After the 10 major college football conference commissioners and Notre Dame's athletic director get together this week, they plan to reconvene early next week in Chicago with the university presidents who make up the CFP's board of managers.

"As you know, we spent the summer talking to our constituents and anybody that had a dog in the the fight, trying to take their temperature and determine the feasibility of moving forward with what has been recommended. And probably not only the feasibility but the desirability," Big 12 Commissioner Bob Bowlsby said Monday.

"I imagine a fair amount of the meeting on Wednesday will be reporting out on that and working on reconciling whatever differences there may be among the 11 members of the management committee."

Wednesday's meeting is scheduled to be held in North Texas, though some of the participants may join remotely.

Bowlsby was part of a four-person subcommittee that - at the direction of the board of managers - worked on expansion models for about two years. Notre Dame athletic director Jack Swarbrick, Southeastern Conference Commissioner Greg Sankey and Mountain West Commissioner Craig Thompson were also on the expansion working group.

What they came up with was a 12-team format that would include six conference champions and six at-large teams and games played both on campus and at bowl sites. That recommendation was presented to the full management committee and then the presidents in June.

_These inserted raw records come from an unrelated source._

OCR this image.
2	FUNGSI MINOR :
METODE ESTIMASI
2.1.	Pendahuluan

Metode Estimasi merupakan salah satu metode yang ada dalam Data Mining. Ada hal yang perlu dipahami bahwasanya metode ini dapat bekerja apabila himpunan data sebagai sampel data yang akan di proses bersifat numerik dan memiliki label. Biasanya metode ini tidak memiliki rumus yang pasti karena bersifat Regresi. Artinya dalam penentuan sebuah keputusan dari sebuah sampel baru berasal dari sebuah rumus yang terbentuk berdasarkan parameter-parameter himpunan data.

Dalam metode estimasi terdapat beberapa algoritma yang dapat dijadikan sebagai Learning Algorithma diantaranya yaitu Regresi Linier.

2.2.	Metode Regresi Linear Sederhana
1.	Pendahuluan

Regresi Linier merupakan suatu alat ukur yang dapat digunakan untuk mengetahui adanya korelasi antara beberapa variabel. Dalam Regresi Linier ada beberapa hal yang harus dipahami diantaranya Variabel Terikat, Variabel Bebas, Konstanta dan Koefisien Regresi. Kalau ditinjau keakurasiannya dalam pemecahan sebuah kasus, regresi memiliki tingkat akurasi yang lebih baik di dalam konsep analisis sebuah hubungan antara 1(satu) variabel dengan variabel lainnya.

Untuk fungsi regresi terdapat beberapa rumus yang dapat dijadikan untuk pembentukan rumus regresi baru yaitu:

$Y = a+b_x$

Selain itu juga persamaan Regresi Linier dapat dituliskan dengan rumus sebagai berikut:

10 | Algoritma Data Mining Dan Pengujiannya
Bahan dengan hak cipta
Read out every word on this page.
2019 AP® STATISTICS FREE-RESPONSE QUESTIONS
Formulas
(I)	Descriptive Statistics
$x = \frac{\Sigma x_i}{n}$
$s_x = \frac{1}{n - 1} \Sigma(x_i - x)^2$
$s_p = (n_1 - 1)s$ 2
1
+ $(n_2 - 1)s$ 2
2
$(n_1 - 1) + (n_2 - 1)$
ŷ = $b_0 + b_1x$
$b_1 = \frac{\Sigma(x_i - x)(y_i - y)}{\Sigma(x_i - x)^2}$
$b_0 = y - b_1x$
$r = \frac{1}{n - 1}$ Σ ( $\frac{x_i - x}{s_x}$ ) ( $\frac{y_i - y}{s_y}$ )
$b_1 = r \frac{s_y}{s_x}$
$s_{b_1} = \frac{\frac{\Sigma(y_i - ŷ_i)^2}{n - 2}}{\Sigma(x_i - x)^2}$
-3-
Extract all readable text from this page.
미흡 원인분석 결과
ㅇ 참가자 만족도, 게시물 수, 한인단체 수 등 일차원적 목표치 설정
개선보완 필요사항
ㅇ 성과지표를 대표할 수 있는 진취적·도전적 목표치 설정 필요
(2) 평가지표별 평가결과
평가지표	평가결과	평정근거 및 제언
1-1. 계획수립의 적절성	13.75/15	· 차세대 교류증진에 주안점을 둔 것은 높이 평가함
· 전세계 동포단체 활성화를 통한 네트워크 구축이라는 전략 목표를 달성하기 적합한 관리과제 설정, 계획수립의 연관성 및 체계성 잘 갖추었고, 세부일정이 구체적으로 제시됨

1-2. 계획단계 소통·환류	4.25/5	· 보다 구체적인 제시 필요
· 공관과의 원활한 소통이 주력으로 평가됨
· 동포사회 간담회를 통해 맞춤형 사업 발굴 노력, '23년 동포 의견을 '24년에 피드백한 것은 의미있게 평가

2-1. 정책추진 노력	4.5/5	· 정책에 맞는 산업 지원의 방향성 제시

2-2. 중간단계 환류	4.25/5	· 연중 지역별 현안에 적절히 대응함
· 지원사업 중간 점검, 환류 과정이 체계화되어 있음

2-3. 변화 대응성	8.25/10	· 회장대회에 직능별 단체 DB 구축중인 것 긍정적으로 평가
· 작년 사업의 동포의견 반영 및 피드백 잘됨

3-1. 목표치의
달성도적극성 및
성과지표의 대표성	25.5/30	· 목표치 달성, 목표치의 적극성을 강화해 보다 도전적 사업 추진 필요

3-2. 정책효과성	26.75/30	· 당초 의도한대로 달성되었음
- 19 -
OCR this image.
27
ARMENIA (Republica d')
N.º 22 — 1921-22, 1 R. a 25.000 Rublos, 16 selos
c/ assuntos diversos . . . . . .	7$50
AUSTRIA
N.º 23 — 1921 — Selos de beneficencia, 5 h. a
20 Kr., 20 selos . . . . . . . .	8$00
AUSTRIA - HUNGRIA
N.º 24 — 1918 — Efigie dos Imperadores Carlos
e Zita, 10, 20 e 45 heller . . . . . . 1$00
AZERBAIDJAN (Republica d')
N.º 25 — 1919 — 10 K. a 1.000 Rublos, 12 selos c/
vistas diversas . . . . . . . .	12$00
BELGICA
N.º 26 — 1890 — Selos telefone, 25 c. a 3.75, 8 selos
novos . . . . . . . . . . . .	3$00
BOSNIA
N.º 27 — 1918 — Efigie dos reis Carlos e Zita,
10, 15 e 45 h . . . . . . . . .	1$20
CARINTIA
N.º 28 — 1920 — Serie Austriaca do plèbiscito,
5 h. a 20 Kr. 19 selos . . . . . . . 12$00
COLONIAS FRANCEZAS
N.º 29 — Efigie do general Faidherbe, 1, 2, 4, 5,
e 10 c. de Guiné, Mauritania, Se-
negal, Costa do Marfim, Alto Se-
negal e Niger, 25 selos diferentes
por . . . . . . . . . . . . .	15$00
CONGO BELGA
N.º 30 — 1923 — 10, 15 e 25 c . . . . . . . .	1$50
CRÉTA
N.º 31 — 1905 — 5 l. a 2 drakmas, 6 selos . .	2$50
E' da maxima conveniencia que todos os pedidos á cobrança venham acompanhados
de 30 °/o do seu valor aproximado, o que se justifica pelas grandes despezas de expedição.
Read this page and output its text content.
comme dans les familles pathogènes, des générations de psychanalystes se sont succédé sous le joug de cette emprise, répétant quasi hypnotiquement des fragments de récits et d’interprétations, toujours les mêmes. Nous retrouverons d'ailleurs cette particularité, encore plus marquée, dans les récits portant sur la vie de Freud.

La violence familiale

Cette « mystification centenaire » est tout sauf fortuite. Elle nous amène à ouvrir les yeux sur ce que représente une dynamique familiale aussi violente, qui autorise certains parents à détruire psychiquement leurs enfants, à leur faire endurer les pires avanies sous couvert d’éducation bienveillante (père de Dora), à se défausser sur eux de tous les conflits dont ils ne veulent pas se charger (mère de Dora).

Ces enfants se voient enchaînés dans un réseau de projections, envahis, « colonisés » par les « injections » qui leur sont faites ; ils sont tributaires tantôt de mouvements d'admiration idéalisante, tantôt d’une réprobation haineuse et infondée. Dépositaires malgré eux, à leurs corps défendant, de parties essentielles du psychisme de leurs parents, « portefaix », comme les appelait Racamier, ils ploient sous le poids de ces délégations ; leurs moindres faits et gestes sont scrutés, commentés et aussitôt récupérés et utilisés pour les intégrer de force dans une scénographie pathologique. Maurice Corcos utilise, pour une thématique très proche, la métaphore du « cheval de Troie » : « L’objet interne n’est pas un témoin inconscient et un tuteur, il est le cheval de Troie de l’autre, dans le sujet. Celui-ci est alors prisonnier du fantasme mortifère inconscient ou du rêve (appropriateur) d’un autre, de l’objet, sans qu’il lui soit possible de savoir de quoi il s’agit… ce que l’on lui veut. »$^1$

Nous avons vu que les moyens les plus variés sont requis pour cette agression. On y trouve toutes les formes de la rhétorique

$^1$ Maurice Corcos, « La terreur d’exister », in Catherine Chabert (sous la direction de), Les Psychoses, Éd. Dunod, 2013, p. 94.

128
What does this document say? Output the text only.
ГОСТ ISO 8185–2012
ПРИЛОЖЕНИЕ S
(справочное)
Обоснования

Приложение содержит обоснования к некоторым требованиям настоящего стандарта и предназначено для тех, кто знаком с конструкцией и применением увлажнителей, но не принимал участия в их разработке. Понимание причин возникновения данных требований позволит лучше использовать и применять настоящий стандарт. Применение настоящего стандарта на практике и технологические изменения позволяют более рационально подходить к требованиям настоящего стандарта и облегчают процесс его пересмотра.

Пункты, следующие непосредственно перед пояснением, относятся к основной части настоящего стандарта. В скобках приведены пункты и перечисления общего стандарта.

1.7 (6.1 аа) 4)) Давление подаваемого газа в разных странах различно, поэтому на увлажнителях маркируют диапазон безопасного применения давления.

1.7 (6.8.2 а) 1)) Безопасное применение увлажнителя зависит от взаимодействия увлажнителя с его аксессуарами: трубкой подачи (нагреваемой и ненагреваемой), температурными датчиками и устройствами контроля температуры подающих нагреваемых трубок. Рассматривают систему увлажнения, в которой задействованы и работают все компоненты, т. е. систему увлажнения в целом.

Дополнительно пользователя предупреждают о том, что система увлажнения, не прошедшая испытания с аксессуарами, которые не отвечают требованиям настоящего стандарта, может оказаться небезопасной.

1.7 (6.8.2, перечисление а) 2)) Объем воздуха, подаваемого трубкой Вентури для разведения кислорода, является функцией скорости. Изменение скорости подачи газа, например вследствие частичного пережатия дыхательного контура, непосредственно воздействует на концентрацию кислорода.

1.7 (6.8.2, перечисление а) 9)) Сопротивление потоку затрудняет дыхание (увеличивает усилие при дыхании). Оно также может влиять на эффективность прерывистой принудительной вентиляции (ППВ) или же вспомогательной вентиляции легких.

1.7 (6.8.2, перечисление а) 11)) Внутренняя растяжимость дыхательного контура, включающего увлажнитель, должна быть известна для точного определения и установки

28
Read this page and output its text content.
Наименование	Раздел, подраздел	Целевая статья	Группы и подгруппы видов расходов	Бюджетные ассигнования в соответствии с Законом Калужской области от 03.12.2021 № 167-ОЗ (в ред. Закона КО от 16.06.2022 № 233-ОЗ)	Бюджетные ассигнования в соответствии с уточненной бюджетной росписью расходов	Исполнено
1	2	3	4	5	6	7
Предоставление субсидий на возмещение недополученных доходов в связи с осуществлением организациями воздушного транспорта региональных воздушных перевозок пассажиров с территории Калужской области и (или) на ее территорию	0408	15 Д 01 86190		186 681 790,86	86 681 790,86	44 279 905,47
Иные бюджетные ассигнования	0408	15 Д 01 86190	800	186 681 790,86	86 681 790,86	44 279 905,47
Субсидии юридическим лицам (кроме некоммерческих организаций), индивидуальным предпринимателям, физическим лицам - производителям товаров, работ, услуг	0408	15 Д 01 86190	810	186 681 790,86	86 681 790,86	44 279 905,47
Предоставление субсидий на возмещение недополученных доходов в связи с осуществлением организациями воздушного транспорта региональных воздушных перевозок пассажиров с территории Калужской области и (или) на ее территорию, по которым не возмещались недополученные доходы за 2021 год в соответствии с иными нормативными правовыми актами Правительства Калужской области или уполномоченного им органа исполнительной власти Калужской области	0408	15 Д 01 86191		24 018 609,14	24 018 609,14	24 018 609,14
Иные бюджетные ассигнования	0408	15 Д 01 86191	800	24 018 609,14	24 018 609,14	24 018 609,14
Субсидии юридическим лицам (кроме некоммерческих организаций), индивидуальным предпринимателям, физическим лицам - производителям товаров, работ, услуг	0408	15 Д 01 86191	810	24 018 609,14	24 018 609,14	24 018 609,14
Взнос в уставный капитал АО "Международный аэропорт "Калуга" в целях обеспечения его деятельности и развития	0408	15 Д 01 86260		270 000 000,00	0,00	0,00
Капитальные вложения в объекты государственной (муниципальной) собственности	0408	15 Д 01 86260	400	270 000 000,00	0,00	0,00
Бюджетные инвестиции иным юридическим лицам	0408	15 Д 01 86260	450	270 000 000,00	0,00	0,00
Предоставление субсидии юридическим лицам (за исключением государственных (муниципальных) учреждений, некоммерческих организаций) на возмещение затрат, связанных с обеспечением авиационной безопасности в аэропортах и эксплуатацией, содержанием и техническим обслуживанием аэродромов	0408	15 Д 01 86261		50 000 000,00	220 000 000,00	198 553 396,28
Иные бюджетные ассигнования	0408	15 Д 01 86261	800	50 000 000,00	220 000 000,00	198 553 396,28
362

The presidents agreed to proceed with the process while not committing to expansion.

The proposal was mostly met with enthusiasm and praise from the other commissioners, some of whom have publicly called for the playoff to grow from its current four-team format.

But after it was announced in July that Texas and Oklahoma would be moving from the Big 12 to the Southeastern Conference by 2025, leaders in other leagues seemed to take a step back and reconsider what that would mean for the next evolution of the CFP.

Pac-12 Commissioner George Kliavkoff stated his support for playoff expansion on the day he was hired in May. That has not changed, but he has said there are "issues at the margins" with the proposed 12-team model.

The soonest a new CFP format could be implemented is 2023 and the current 12-year television contract with ESPN runs through the 2025 season.

Bowlsby continues to call expansion "inevitable."

More clarity on how much and how soon could be sorted out over the coming eight days, with the presidents ultimately making the call on what's next.

"They could choose to act on it. The could choose to act on it with a deferred implementation date. They could tell us they want more information," Bowlsby said. "They could kick the can to January to their board meeting around the national championship game."